I am currently working on building a completely customized rootfs following your documentation. I have managed to do that successfully using the QEMU emulator, creating the entire setup on an x86 host machine for my board.
I am sure you know how slow the QEMU emulator is compared with a native ARM64 machine. I have tried building the same setup, with minor adjustments of course, on my MacBook M2. Unfortunately, there are scripts that require QEMU and in case it does not exist, they fail, e.g.:
cat nv-apply-debs.sh
...
if [ -z "${QEMU_BIN}" ]; then
echo "ERROR qemu not found! To install - please run: " \
"\"sudo apt-get install qemu-user-static\""
exit 1
fi
...
cat l4t_create_default_user.sh
...
if [ ! -f "/usr/bin/qemu-aarch64-static" ]; then
echo "ERROR: please install qemu-user-static package" > /dev/stderr
usage
fi
...
(I assume that there are more).
Is there a way to overcome this issue? I suspect that building on a native ARM64 machine would generate faster results which would be worth a lot of $ in the end.
I can install it, but not sure if I need it. I’m compiling everything on a ARM64 machine (Macbook M2) already, why would I need QEMU in that context?
the point is that even though you have a native ARM machine, and do not have to use QEMU to emulate an AArch64 architecture, binary formats on Mac and Linux are still not the same (Mach-O/ELF), so you cannot run executables (like dkpg for extracting packages) in the BSP’s rootfs.
In short, I think it’s possible to do on an ARM Linux, but not on an ARM Mac.
I don’t know much about docker, but in theory, you wouldn’t need QEMU if your docker is correct. However, the l4t_create_default_user.sh uses QEMU and expects to be run from an amd64/x86_64 Linux host PC in order to execute ARMv8-a code. Going from Mac to Linux on Mac might differ versus Linux on an amd64/x86_64 regular PC. I can see how Mac and regular PC might be no different if the Mac has the amd64/x86_64 CPU, but if the Linux itself is any different for installing to a Mac, then you would need to emulate a PC in order to run that script from a PC. Does docker look like a Mac variant amd64/x86_64, or is it an exact match?

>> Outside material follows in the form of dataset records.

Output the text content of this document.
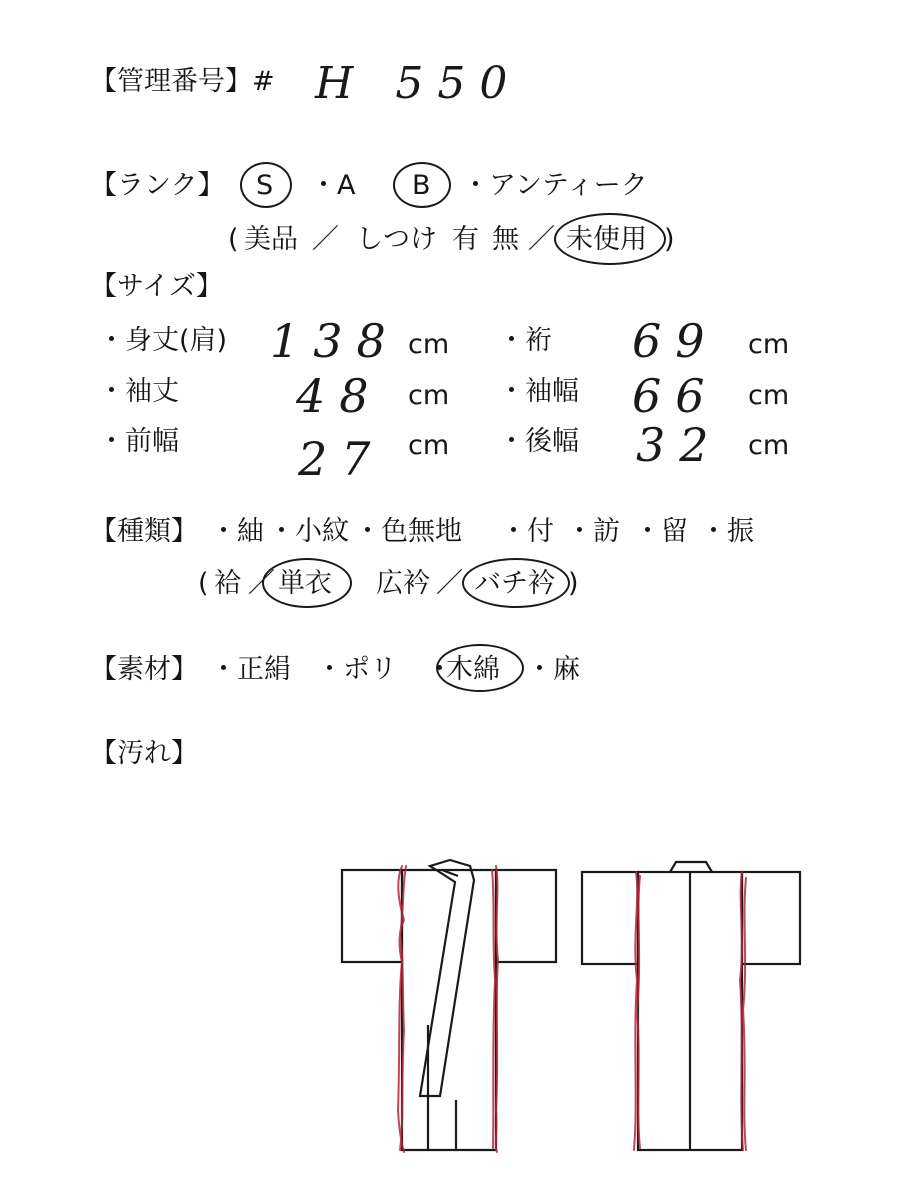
【管理番号】# H 550
【ランク】 S ・A B ・アンティーク
( 美品 ／ しつけ 有 無 ／ 未使用 )
【サイズ】
・身丈(肩) 138 cm ・裄 69 cm
・袖丈	48 cm ・袖幅 66 cm
・前幅	27 cm ・後幅 32 cm
【種類】 ・紬 ・小紋 ・色無地 ・付 ・訪 ・留 ・振
( 袷 ／ 単衣 広衿 ／ バチ衿 )
【素材】 ・正絹 ・ポリ ・
木綿 ・麻
【汚れ】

Even if it does, then you still need the static because a PC needs the static QEMU to pretend to be ARMv8-a.
I think you may do it using Docker (though you’d still need to modify the script to bypass QEMU stuff), but Docker on Mac are done via virtual machines, not like the container mechanism on Linux, so there will be degradation in performance, which is also seen on x86 with QEMU.
Given that, it may not bring that much benefits even if you manage to run it on your ARM Mac, and another thing to note is that you will eventually need a x86 Ubuntu PC to flash your devices, then why not just do it all on your PC?
[quote=“DaveYYY, post:8, topic:253883, full:true”]
I think you may do it using Docker (though you’d still need to modify the script to bypass QEMU stuff), [/quote]
So currently there’s no way to do that without QEMU, right? What if I wanted to build it directly on a Jetson?
Probably, but not as bad as QEMU.
Let’s differentiate between building the image and flashing it. My end goal is to build the image using a CI on ARM64 agents (probably a Macbook Github Action runners, but it can also be AWS ARM64 servers and then download it on a host machine and flash it.
It should match. Using M1/M2 runners/agents in a CI is becoming trendy (and very fast)
So currently there’s no way to do that without QEMU, right? What if I wanted to build it directly on a Jetson?
I think it’s feasible on ARM Linux/Jetson, but we don’t have the experience doing so. You may try if removing copying the QEMU executables from the scripts works.